I belong to a bi-monthly Food Swap where a group of about 30 of us get together and trade homemade, homegrown, or foraged foods. In November, our swap included crafts! As I thought about what I wanted to make, I found a wonderful tutorial for handmade drying mats. Perfect for those dishes that come out of the dishwasher still damp or a pretty place for the hand-washing to dry. When Edie said that these are her "go-to" Christmas gift, I figured that these were worth making!
I bought two coordinating fabrics for each mat at JoAnn Fabrics and Hobby Lobby. The reverse side is white terry cloth. I had no idea that terry was so expensive! 9.99/yard at JoAnn, but it was Veteran's Day and I found a 60% off coupon! {That is one of the NICE parts of an iPhone...standing in line at a craft store and googling their site for a coupon and VOILA: they scan your phone and you save money!}
These were very simple to cut and sew. They are so pretty and nice that I ended up not swapping them, but keeping them to give as Christmas presents.

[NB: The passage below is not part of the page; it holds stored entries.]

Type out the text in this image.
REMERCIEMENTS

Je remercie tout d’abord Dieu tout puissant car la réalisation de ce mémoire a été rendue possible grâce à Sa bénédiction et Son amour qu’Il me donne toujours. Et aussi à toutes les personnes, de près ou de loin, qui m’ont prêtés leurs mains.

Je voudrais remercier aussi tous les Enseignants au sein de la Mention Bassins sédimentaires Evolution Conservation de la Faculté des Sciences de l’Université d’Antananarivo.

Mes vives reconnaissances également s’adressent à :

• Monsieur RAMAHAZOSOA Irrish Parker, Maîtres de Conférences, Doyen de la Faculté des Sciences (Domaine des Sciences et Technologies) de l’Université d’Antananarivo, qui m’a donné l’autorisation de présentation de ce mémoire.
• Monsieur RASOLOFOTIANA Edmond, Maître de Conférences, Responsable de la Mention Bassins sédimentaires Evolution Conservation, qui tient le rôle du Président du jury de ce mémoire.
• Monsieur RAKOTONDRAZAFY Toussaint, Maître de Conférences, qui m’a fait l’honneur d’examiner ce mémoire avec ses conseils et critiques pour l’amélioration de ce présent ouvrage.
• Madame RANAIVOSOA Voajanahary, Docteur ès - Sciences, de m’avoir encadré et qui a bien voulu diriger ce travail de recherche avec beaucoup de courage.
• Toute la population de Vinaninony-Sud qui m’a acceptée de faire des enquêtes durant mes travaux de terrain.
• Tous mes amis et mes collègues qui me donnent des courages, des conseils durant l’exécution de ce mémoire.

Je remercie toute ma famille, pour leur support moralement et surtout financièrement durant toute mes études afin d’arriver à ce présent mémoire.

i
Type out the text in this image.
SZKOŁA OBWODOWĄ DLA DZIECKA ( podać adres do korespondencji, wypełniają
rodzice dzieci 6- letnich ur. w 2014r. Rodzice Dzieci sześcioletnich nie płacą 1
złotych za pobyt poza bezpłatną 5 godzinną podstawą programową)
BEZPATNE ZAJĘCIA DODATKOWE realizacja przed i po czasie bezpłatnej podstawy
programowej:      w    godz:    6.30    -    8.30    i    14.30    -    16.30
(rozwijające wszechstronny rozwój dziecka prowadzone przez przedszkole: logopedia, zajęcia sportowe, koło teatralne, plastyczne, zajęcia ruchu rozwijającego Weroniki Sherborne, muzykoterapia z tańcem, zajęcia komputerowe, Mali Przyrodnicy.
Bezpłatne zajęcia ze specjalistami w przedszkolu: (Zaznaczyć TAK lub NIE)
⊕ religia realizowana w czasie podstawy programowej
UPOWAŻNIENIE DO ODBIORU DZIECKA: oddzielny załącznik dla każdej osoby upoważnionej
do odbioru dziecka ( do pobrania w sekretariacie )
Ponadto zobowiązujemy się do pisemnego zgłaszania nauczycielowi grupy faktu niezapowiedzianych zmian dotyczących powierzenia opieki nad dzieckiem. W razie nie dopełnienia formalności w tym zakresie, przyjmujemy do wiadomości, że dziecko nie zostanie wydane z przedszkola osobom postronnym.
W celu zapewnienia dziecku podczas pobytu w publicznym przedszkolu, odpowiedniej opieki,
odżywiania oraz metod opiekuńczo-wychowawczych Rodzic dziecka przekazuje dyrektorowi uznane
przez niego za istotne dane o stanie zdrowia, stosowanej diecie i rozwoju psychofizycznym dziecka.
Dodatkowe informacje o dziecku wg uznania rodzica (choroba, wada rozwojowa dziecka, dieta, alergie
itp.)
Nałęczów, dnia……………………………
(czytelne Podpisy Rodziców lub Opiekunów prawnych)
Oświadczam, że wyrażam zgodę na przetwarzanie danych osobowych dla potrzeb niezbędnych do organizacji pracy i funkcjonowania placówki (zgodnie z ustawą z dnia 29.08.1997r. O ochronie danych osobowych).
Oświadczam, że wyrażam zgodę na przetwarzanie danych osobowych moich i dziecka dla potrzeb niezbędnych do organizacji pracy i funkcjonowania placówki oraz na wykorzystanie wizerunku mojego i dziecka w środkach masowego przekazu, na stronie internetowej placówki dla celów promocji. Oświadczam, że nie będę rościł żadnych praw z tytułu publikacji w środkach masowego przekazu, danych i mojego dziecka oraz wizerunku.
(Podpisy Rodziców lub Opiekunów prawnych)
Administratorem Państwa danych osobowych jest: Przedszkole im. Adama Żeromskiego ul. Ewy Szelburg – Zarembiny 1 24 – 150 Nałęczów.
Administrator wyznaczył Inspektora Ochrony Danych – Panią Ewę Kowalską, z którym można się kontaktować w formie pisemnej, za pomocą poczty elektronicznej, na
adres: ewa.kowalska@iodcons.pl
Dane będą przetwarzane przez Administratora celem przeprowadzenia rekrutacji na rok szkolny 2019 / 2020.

On the reading front, I love to keep a fiction and a non-fiction book going at the same time. After months of fiction duds, I finally read one that I really enjoyed. What could be better than a theme of brokenness and redemption, mentions of homeschooling, gardening and also a midwife?! Stories where Love conquers rejection and pain and isolation are always a winner. I found A Language of Flowers at our library but had to wait a short time on a waiting list to receive it. I devoured it in two days.
For non-fiction, I am slowly savoring A Million Little Ways by Emily P. Freeman. If you haven't watched the darling trailer for it, you must! After reading the first two chapters, I started texting several local friends to see if they wanted to spend our upcoming January discussing this book together and what it will mean for each of us practically. From the back cover:
You were born to make art. You were made to live art. You might not see yourself
as an artist, but you are--in so many unexpected ways. In what you create, whether
poetry or pie, sculpture or sand castle, calligraphy or conversation. It's time to uncover
the shape of your soul, turn down the voice of the inner critic, and move into the world
with the courage to be who you most deeply are.
Creating a life of meaning is not about finding that one great thing you were made
to do, it's about knowing the one great God you were made to glorify--
in a million little ways.
What have you been sewing lately? Or are you embroidering? Pulling a needle with thread through lovely fabric to make life more beautiful somehow? Would you share with us just a single photo and a brief description of what you're up to? Would you talk sewing and books with us? I'd love that so much.